Изучая материалы для своих многочисленных статей, а затем и книг, я все глубже проникал в самый тайный, самый главный и самый разрушительный для страны механизм «насосов». Система наша считала деньги «наоборот». Если купец, фабрикант, крестьянин считал расходы, чтобы вычислить и затем прирастить доходы, то «хозяин» при социализме считает расходы, чтобы вычислить возможность прирастить… расходы. На первый взгляд – нелепость, но нет, ничуть. Вес и значение в обществе и государстве учреждения, предприятия, а вместе с ним директора, редактора, то есть хозяина, определяется не доходами, а расходами. «Известия» при Аджубее остались прежними по размеру – почти прежними,- но увеличили тираж и тем незначительно умножили доходы. Однако расходы они увеличили во много раз. И за то все славили Аджубея. «Смотри, как размахнулся! Вот редактор, это – деятель!»
Редакцию он превращал в насос, качающий соки народа и государства: до нелепостей раздувал штаты, плодил бездельников, паразитов. Но этого народ не видел. А я думал: отцы Отечества, «наша правящая, руководящая…» делают вид, что все разумно, целесообразно.

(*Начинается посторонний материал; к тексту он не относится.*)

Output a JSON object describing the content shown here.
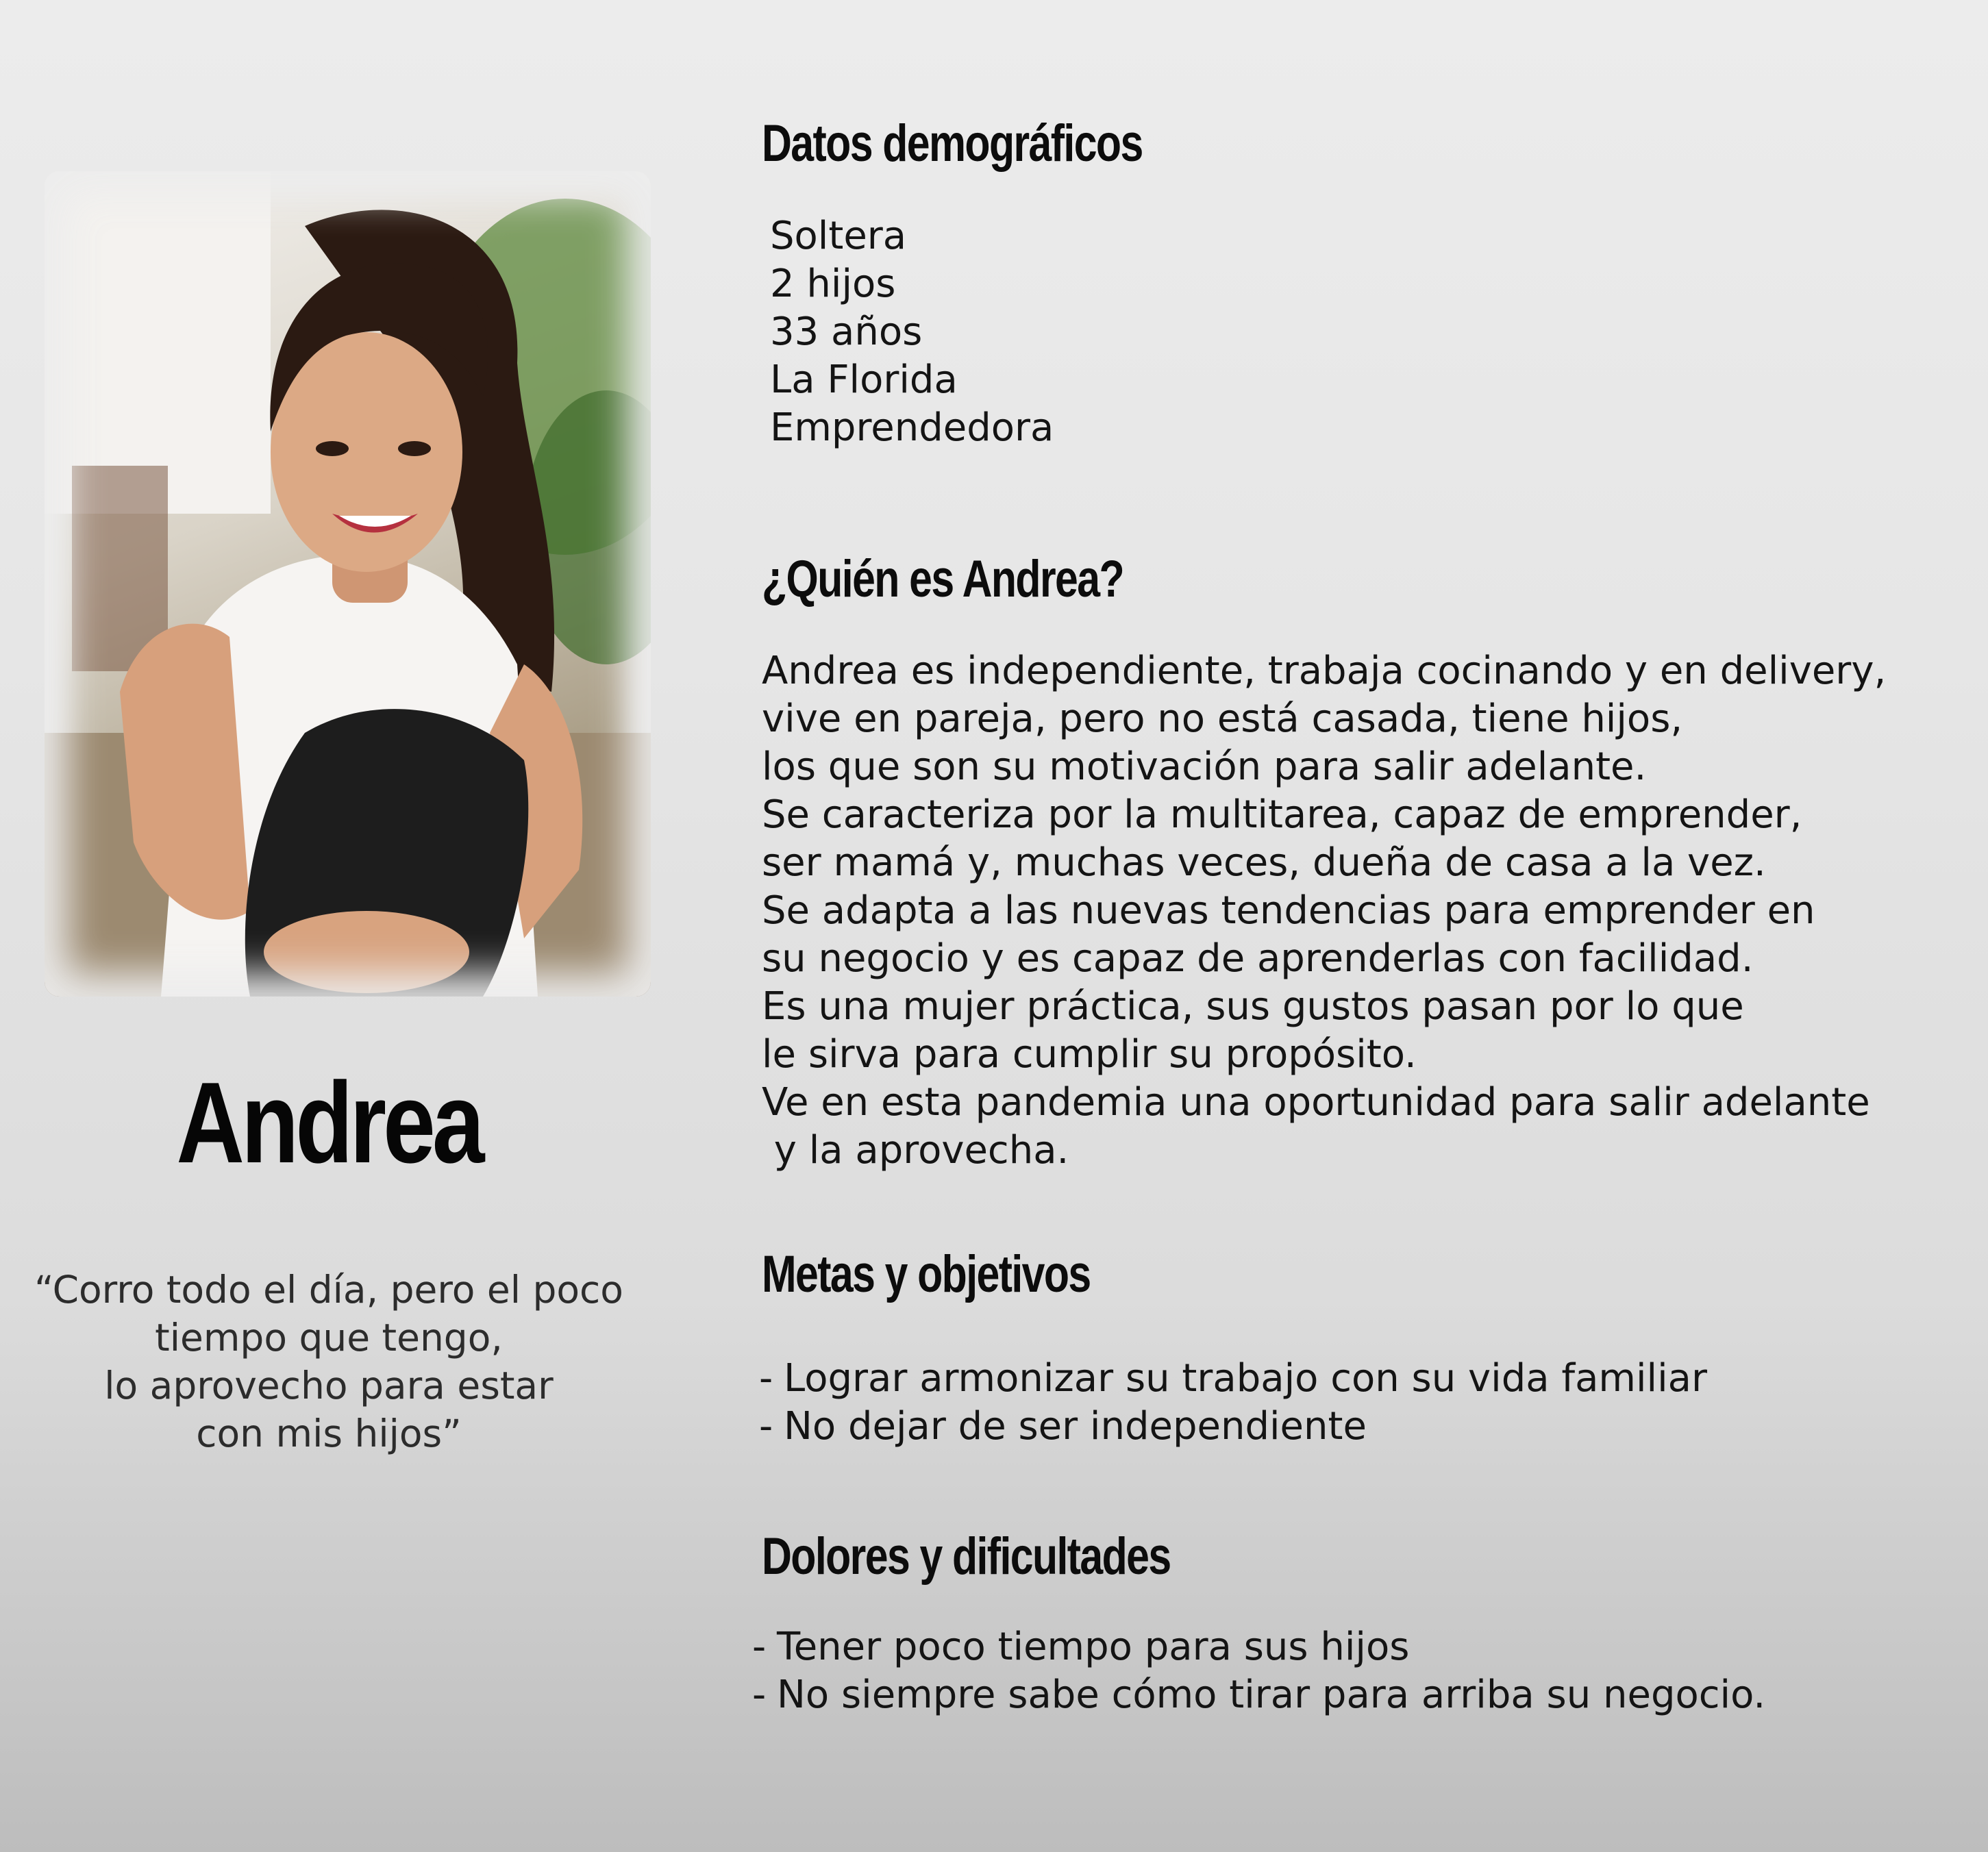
{
  "persona": {
    "name": "Andrea",
    "quote_lines": [
      "“Corro todo el día, pero el poco",
      "tiempo que tengo,",
      "lo aprovecho para estar",
      "con mis hijos”"
    ]
  },
  "demographics": {
    "heading": "Datos demográficos",
    "items": [
      "Soltera",
      "2 hijos",
      "33 años",
      "La Florida",
      "Emprendedora"
    ]
  },
  "who": {
    "heading": "¿Quién es Andrea?",
    "lines": [
      "Andrea es independiente, trabaja cocinando y en delivery,",
      "vive en pareja, pero no está casada, tiene hijos,",
      "los que son su motivación para salir adelante.",
      "Se caracteriza por la multitarea, capaz de emprender,",
      "ser mamá y, muchas veces, dueña de casa a la vez.",
      "Se adapta a las nuevas tendencias para emprender en",
      "su negocio y es capaz de aprenderlas con facilidad.",
      "Es una mujer práctica, sus gustos pasan por lo que",
      "le sirva para cumplir su propósito.",
      "Ve en esta pandemia una oportunidad para salir adelante",
      " y la aprovecha."
    ]
  },
  "goals": {
    "heading": "Metas y objetivos",
    "items": [
      "Lograr armonizar su trabajo con su vida familiar",
      "No dejar de ser independiente"
    ]
  },
  "pains": {
    "heading": "Dolores y dificultades",
    "items": [
      "Tener poco tiempo para sus hijos",
      "No siempre sabe cómo tirar para arriba su negocio."
    ]
  },
  "bullet_marker": "-"
}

Тот же процесс происходил со всеми конторами, учреждениями, институтами. Лишенные чувства ответственности и патриотизма дельцы, словно пиявками, покрыли нашу землю «насосами», и они сосут все живые соки, сосут.

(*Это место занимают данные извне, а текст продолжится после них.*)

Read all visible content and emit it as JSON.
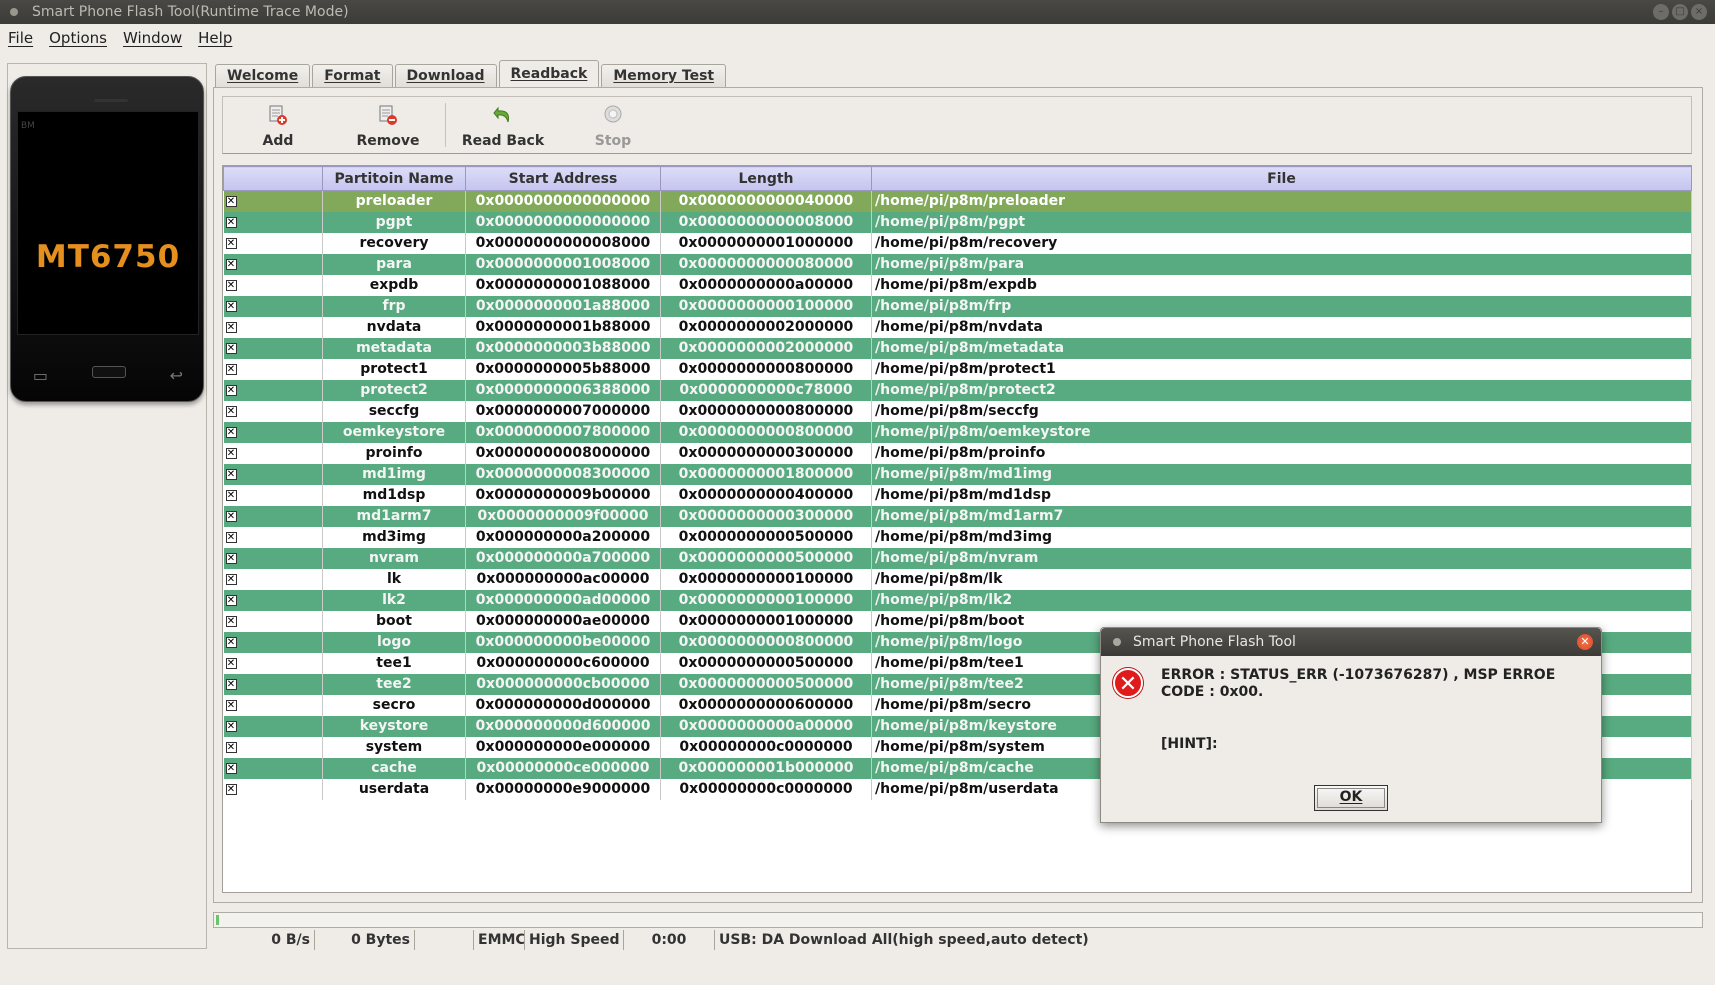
{
  "window": {
    "title": "Smart Phone Flash Tool(Runtime Trace Mode)"
  },
  "menu": [
    "File",
    "Options",
    "Window",
    "Help"
  ],
  "phone": {
    "model": "MT6750",
    "brand_mark": "BM"
  },
  "tabs": [
    "Welcome",
    "Format",
    "Download",
    "Readback",
    "Memory Test"
  ],
  "active_tab": "Readback",
  "toolbar": {
    "add_label": "Add",
    "remove_label": "Remove",
    "readback_label": "Read Back",
    "stop_label": "Stop"
  },
  "table": {
    "headers": [
      "",
      "Partitoin Name",
      "Start Address",
      "Length",
      "File"
    ],
    "rows": [
      {
        "name": "preloader",
        "start": "0x0000000000000000",
        "length": "0x0000000000040000",
        "file": "/home/pi/p8m/preloader"
      },
      {
        "name": "pgpt",
        "start": "0x0000000000000000",
        "length": "0x0000000000008000",
        "file": "/home/pi/p8m/pgpt"
      },
      {
        "name": "recovery",
        "start": "0x0000000000008000",
        "length": "0x0000000001000000",
        "file": "/home/pi/p8m/recovery"
      },
      {
        "name": "para",
        "start": "0x0000000001008000",
        "length": "0x0000000000080000",
        "file": "/home/pi/p8m/para"
      },
      {
        "name": "expdb",
        "start": "0x0000000001088000",
        "length": "0x0000000000a00000",
        "file": "/home/pi/p8m/expdb"
      },
      {
        "name": "frp",
        "start": "0x0000000001a88000",
        "length": "0x0000000000100000",
        "file": "/home/pi/p8m/frp"
      },
      {
        "name": "nvdata",
        "start": "0x0000000001b88000",
        "length": "0x0000000002000000",
        "file": "/home/pi/p8m/nvdata"
      },
      {
        "name": "metadata",
        "start": "0x0000000003b88000",
        "length": "0x0000000002000000",
        "file": "/home/pi/p8m/metadata"
      },
      {
        "name": "protect1",
        "start": "0x0000000005b88000",
        "length": "0x0000000000800000",
        "file": "/home/pi/p8m/protect1"
      },
      {
        "name": "protect2",
        "start": "0x0000000006388000",
        "length": "0x0000000000c78000",
        "file": "/home/pi/p8m/protect2"
      },
      {
        "name": "seccfg",
        "start": "0x0000000007000000",
        "length": "0x0000000000800000",
        "file": "/home/pi/p8m/seccfg"
      },
      {
        "name": "oemkeystore",
        "start": "0x0000000007800000",
        "length": "0x0000000000800000",
        "file": "/home/pi/p8m/oemkeystore"
      },
      {
        "name": "proinfo",
        "start": "0x0000000008000000",
        "length": "0x0000000000300000",
        "file": "/home/pi/p8m/proinfo"
      },
      {
        "name": "md1img",
        "start": "0x0000000008300000",
        "length": "0x0000000001800000",
        "file": "/home/pi/p8m/md1img"
      },
      {
        "name": "md1dsp",
        "start": "0x0000000009b00000",
        "length": "0x0000000000400000",
        "file": "/home/pi/p8m/md1dsp"
      },
      {
        "name": "md1arm7",
        "start": "0x0000000009f00000",
        "length": "0x0000000000300000",
        "file": "/home/pi/p8m/md1arm7"
      },
      {
        "name": "md3img",
        "start": "0x000000000a200000",
        "length": "0x0000000000500000",
        "file": "/home/pi/p8m/md3img"
      },
      {
        "name": "nvram",
        "start": "0x000000000a700000",
        "length": "0x0000000000500000",
        "file": "/home/pi/p8m/nvram"
      },
      {
        "name": "lk",
        "start": "0x000000000ac00000",
        "length": "0x0000000000100000",
        "file": "/home/pi/p8m/lk"
      },
      {
        "name": "lk2",
        "start": "0x000000000ad00000",
        "length": "0x0000000000100000",
        "file": "/home/pi/p8m/lk2"
      },
      {
        "name": "boot",
        "start": "0x000000000ae00000",
        "length": "0x0000000001000000",
        "file": "/home/pi/p8m/boot"
      },
      {
        "name": "logo",
        "start": "0x000000000be00000",
        "length": "0x0000000000800000",
        "file": "/home/pi/p8m/logo"
      },
      {
        "name": "tee1",
        "start": "0x000000000c600000",
        "length": "0x0000000000500000",
        "file": "/home/pi/p8m/tee1"
      },
      {
        "name": "tee2",
        "start": "0x000000000cb00000",
        "length": "0x0000000000500000",
        "file": "/home/pi/p8m/tee2"
      },
      {
        "name": "secro",
        "start": "0x000000000d000000",
        "length": "0x0000000000600000",
        "file": "/home/pi/p8m/secro"
      },
      {
        "name": "keystore",
        "start": "0x000000000d600000",
        "length": "0x0000000000a00000",
        "file": "/home/pi/p8m/keystore"
      },
      {
        "name": "system",
        "start": "0x000000000e000000",
        "length": "0x00000000c0000000",
        "file": "/home/pi/p8m/system"
      },
      {
        "name": "cache",
        "start": "0x00000000ce000000",
        "length": "0x000000001b000000",
        "file": "/home/pi/p8m/cache"
      },
      {
        "name": "userdata",
        "start": "0x00000000e9000000",
        "length": "0x00000000c0000000",
        "file": "/home/pi/p8m/userdata"
      }
    ]
  },
  "progress": {
    "percent": 0
  },
  "statusbar": {
    "speed": "0 B/s",
    "bytes": "0 Bytes",
    "blank": "",
    "storage": "EMMC",
    "speed_mode": "High Speed",
    "time": "0:00",
    "usb": "USB: DA Download All(high speed,auto detect)"
  },
  "dialog": {
    "title": "Smart Phone Flash Tool",
    "message": "ERROR : STATUS_ERR (-1073676287) , MSP ERROE CODE : 0x00.",
    "hint": "[HINT]:",
    "ok_label": "OK"
  },
  "colors": {
    "row_even": "#58ab80",
    "row_selected": "#82a95a",
    "header": "#c4c4ef",
    "error_red": "#e01b1b",
    "phone_model": "#e58f1f"
  }
}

Тогда я многого не знал, кое о чем лишь догадывался. И все время разбивал нос.
Приехал в редакцию по поводу статьи «Город без хозяина». Тут же и ростовский корреспондент Семен Руденко. «А, коллега, привет, привет! Ну, как живешь, как дела?»
Говорить нам есть о чем. Идем вместе обедать в ресторан «Минск». Он тут рядом, на улице Горького.
– Послушай, Семен, как понять Аджубея? Одних евреев в редакцию тащит…
Руденко молчит, ниже склонил голову. Дернул резиновую руку,-левой руки нет, из рукава выглядывает розовый протез. Я продолжаю:
– Секретариат облепили: Драчинский, Фролов, Китаин. Вчера прихожу – новая сидит: Мария Ивановна Величко. Такая же Мария, как я Исаак.
Руденко еще ниже бычит голову, тяжело сопит. Шаг ускоряет, словно хочет от меня оторваться, и хрипло, не поднимая головы:
– Ты это брось, Иван! Не советую.
– Что брось? – опешил я.
– Катить бочку. Ты еще молодой – тебе жить надо, детей растить.
– Да ты о чем, Семен? Не понимаю.
– Сиди на своем Урале и помалкивай. Не то тебе скоро шею свернут. За ними сила всегда была, а ныне – особенно. Смирись. Я тебе как друг говорю. Понял?…
Глянул на него – лица на нем нет. Побагровел, точно его кипятком ошпарили.
Минуту-другую молчал и я. «Уж не еврей ли он?» – являлась мысль… Нет, Руденко – славянин. Но отчего так взъярился, ума не приложу.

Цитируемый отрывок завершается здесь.